Uno degli attacchi rilevati da Microsoft è stato effettuato dal gruppo Storm-1283. Sfruttando un account compromesso di Azure, i cybercriminali hanno usato una VPN, creato una nuova applicazione OAuth in Microsoft Entra ID (ex Azure Active Directory) e attivato alcune macchine virtuali per il cryptomining.

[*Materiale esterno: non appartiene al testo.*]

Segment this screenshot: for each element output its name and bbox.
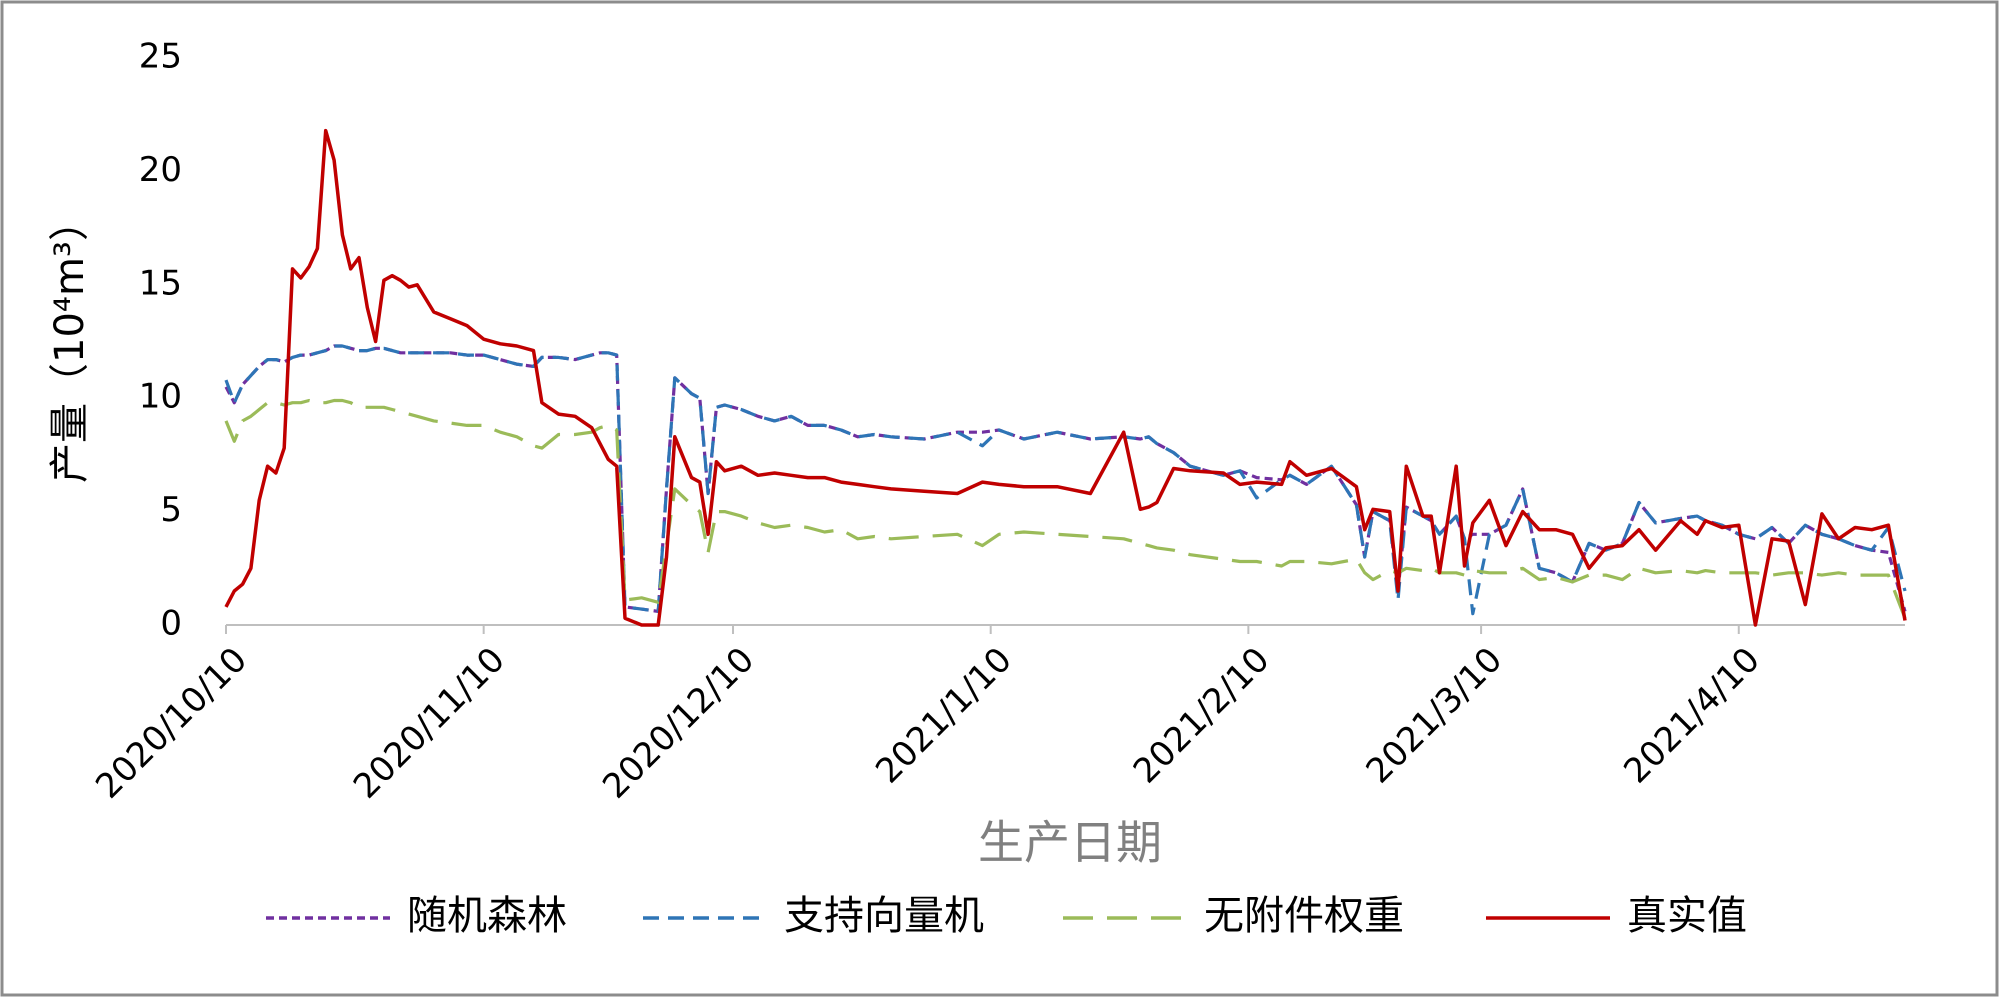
legend-item: 支持向量机 [643, 893, 984, 939]
legend-item: 无附件权重 [1063, 893, 1404, 939]
legend-label: 随机森林 [407, 893, 567, 939]
x-axis-label: 生产日期 [978, 816, 1162, 870]
series-line [224, 128, 1907, 627]
y-tick-label: 20 [139, 150, 182, 190]
legend-label: 真实值 [1627, 893, 1747, 939]
y-tick-label: 10 [139, 377, 182, 417]
legend-item: 真实值 [1486, 893, 1747, 939]
y-axis-label: 产量（10⁴m³） [47, 201, 93, 483]
series-line [224, 344, 1907, 616]
legend-item: 随机森林 [266, 893, 567, 939]
y-tick-label: 15 [139, 263, 182, 303]
series-line [224, 398, 1907, 619]
y-tick-label: 25 [139, 37, 182, 77]
y-tick-label: 5 [160, 490, 182, 530]
legend-label: 支持向量机 [784, 893, 984, 939]
y-tick-label: 0 [160, 604, 182, 644]
legend-label: 无附件权重 [1204, 893, 1404, 939]
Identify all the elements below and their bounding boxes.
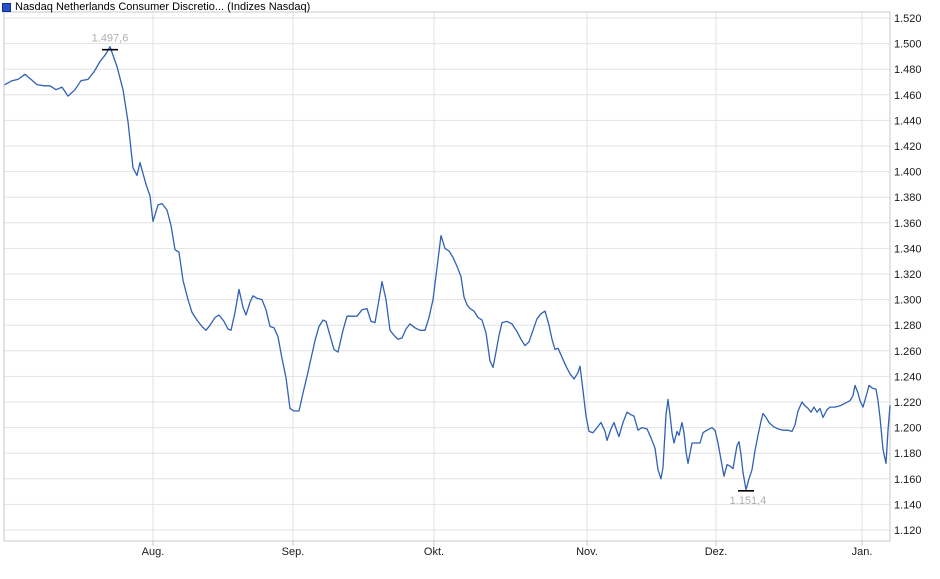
x-axis-tick-label: Nov.	[576, 546, 598, 558]
x-axis-tick-label: Aug.	[142, 546, 165, 558]
y-axis-tick-label: 1.280	[894, 320, 922, 332]
x-axis-tick-label: Jan.	[852, 546, 873, 558]
y-axis-tick-label: 1.440	[894, 115, 922, 127]
y-axis-tick-label: 1.200	[894, 423, 922, 435]
x-axis-tick-label: Okt.	[424, 546, 444, 558]
y-axis-tick-label: 1.160	[894, 474, 922, 486]
y-axis-tick-label: 1.120	[894, 525, 922, 537]
y-axis-tick-label: 1.320	[894, 269, 922, 281]
low-label: 1.151,4	[730, 495, 767, 507]
y-axis-tick-label: 1.240	[894, 371, 922, 383]
chart-legend: Nasdaq Netherlands Consumer Discretio...…	[2, 1, 310, 13]
y-axis-tick-label: 1.140	[894, 499, 922, 511]
y-axis-tick-label: 1.180	[894, 448, 922, 460]
y-axis-tick-label: 1.400	[894, 167, 922, 179]
y-axis-tick-label: 1.360	[894, 218, 922, 230]
y-axis-tick-label: 1.340	[894, 243, 922, 255]
price-line	[4, 46, 891, 491]
y-axis-tick-label: 1.300	[894, 295, 922, 307]
high-label: 1.497,6	[92, 33, 129, 45]
x-axis-tick-label: Dez.	[705, 546, 728, 558]
y-axis-tick-label: 1.380	[894, 192, 922, 204]
y-axis-tick-label: 1.420	[894, 141, 922, 153]
y-axis-tick-label: 1.220	[894, 397, 922, 409]
series-swatch-icon	[2, 2, 11, 12]
y-axis-tick-label: 1.500	[894, 39, 922, 51]
chart-title: Nasdaq Netherlands Consumer Discretio...…	[15, 1, 311, 13]
x-axis-tick-label: Sep.	[282, 546, 305, 558]
y-axis-tick-label: 1.480	[894, 64, 922, 76]
y-axis-tick-label: 1.520	[894, 13, 922, 25]
y-axis-tick-label: 1.260	[894, 346, 922, 358]
y-axis-tick-label: 1.460	[894, 90, 922, 102]
plot-border	[3, 11, 891, 542]
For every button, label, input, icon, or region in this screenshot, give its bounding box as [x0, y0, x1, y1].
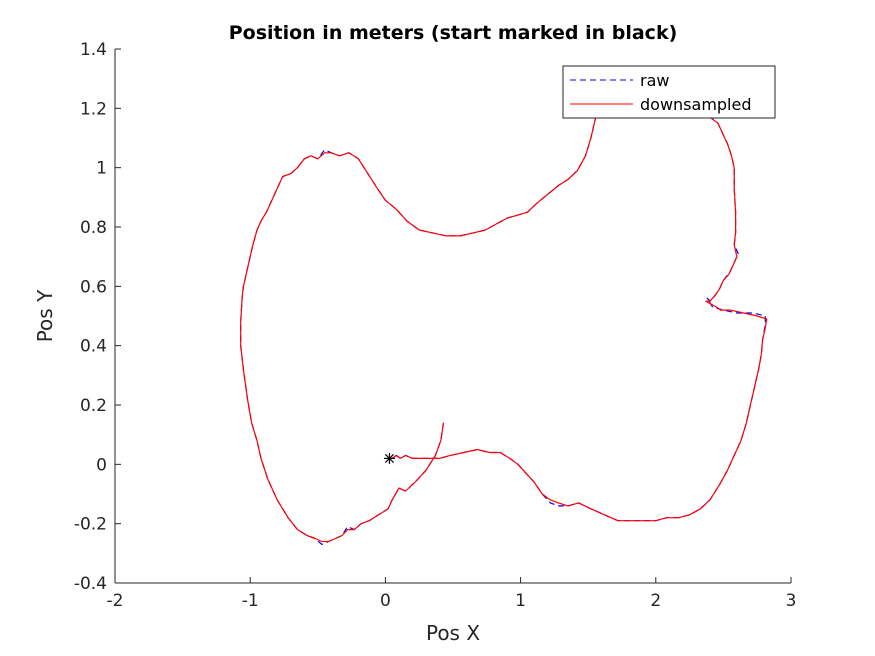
- x-tick-label: 2: [650, 591, 661, 611]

In un altro attacco, Microsoft ha rilevato la creazione di applicazioni OAuth per mantenere la persistenza ed eseguire attività di phishing. Usando un kit AiTM (adversary-in-the-middle) sono state inviate email a numerose aziende. Quando le vittime cliccano sull’URL nel messaggio viene mostrata la pagina di login di Microsoft, ma i cookie di sessione sono inviati ai cybercriminali tramite proxy server. Questi cookie sono quindi usati per accedere all’account, leggere gli allegati alle email e avviare attività di phishing.
Nel terzo attacco, eseguito dal gruppo Storm-1286, gli account compromessi sono stati sfruttati per inviare migliaia di email di spam al giorno. L’accesso agli account è stato facilitato dall’assenza dell’autenticazione multi-fattore. Quest’ultima deve essere sempre attivata, insieme ad altre protezioni, come i criteri di accesso condizionale.